Uzun zamandır İstanbul'dan uzak, Güney Afrika'da hayatımın en güzel günlerini geçiriyorum.

Buradaki son derece sakin, kolay ve keyifli yaşantı üzerine çok kısa süreliğine geldiğim İstanbul'un o yoğun enerjisi bir kez daha gerçekten "Black Mirror" dizisi doğruymuş dedirtti.

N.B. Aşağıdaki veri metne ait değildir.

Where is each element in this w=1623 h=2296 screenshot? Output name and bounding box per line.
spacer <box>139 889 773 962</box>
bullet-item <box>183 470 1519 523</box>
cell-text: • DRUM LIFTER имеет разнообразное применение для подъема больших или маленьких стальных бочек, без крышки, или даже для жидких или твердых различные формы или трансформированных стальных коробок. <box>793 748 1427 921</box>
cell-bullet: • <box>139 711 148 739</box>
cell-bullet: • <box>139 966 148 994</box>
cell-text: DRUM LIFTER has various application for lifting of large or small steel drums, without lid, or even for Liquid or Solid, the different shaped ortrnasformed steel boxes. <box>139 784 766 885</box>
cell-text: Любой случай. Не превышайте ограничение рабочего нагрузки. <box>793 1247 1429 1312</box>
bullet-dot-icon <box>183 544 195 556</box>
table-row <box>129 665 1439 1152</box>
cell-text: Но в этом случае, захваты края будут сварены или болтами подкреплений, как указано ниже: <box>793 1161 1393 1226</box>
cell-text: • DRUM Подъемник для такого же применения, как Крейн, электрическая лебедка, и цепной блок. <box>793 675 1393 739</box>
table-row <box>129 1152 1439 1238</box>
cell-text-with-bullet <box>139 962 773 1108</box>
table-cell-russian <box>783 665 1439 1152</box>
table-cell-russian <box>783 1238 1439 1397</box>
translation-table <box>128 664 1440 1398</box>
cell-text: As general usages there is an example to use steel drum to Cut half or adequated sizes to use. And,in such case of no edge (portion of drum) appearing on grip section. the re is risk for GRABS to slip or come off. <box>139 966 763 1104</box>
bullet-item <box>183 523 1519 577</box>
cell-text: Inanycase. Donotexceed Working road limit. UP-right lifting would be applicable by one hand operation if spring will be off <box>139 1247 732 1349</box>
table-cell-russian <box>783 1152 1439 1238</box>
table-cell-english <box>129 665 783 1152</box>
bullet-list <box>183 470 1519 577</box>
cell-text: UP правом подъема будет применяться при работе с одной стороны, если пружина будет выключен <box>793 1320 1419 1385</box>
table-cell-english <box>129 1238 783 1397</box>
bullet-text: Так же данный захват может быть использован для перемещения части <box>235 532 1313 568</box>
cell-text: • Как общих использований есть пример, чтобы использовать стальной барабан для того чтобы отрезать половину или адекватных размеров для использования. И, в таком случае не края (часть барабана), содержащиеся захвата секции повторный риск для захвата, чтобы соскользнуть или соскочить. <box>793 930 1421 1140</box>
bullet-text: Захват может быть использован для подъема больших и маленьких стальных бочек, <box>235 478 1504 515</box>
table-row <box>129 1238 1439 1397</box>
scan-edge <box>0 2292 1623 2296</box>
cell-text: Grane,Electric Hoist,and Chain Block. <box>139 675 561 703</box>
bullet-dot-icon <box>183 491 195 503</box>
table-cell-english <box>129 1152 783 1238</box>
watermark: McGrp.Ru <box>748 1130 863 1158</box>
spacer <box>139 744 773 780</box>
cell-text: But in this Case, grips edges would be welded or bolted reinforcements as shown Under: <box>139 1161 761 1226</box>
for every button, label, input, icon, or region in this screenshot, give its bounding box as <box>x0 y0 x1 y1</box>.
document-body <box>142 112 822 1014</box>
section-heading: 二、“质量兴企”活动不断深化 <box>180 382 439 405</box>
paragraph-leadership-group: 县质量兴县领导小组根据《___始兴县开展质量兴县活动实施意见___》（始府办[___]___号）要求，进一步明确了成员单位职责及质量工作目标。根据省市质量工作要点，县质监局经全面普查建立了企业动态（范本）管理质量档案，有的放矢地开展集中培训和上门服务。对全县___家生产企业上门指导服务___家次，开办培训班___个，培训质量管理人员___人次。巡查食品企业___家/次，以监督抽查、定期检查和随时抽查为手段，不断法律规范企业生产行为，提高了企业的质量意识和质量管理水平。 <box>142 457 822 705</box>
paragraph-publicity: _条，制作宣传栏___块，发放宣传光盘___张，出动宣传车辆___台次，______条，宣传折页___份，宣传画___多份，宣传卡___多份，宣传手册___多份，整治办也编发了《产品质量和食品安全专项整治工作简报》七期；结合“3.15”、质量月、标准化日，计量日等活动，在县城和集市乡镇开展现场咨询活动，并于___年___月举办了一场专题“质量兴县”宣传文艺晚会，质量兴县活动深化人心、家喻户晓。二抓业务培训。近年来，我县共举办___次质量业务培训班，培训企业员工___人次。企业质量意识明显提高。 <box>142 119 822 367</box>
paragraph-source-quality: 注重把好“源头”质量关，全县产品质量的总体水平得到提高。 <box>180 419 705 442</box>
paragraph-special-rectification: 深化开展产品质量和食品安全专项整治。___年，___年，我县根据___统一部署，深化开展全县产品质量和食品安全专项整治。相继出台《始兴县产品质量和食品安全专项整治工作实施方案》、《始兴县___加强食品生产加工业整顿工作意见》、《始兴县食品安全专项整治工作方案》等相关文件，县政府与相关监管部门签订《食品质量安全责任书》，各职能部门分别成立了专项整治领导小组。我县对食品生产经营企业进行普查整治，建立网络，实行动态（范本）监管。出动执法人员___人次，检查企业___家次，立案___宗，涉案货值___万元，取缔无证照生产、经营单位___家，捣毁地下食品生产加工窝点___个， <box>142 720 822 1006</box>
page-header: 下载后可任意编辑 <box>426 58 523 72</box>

Sadece Instagram üzerinde dönen yaşantı, etkileşim uğruna girilenhaller, beğeni uğruna her geçen gün en son çıkan çanta, kıyafet veya mücevheri almak için yarışan kredi karttı limitleri, sanki çok samimiymiş gibi 1 saniyelik selfie sonrası hiç konuşmadan arkasını dönüp giden insanlar, sadece etkileşim üzerine yapılan sosyal konuşmalar, "beğeniyoruz ama etkileşimi düşük" diye çalışmıyoruz diyen ajanslar, TikTok'lar, YouTube'lar gerçekten İstanbul'da hayat "Black Mirror" sahnesine dönmüş.
Koşarak geri döndüm.
Kafesteki tekerleğinde sonsuzca dönen zavallı hamsterlara dönüştürüldük maalesef ve kesinlikle farkında değiliz. Sanki gerçekten "Matrix"teyiz de...
Sanmayın ben de bu düzenin içinde değilim.
Benim ki daha da acı vereni.
Şurubu içmeyi reddeten çocuğun burnunun kapatılıp şurubu zorla ağzına boca eden ebeveynler gibi, tüm isyanıma rağmen bu sistemin içinde kalmak zorunda olan ve o şurubu kesinlikle içmek istemeyen çocuk gibiyim anlayacağınız.
Yıllardır sosyal medyayla 'ne seninle ne sensiz' diye tanımlayabileceğim kangren olmuş bir ilişkimiz var.
Bahar geliyor.
Benzer hisse sahip birçok kişiyi gözlemlediğim kadarıyla evin dekorasyonu ya da gardropdetoksundan ziyade sosyal medyasız, teknolojisiz, sadece önemli kişiler haricinde ulaşılamayacak olan, uçak modu ile trendsizlik trendine ihtiyacımız var.
Bahar ayı sorgulama, yeni kararlar alma ve kendine dönme ayıdır.
O yüzden "kilo vereceğim, stilimi değiştireceğim, şu kişi gibi giyineceğim" gibi kararlar verilerek geçilir o gardıroplar karşısına.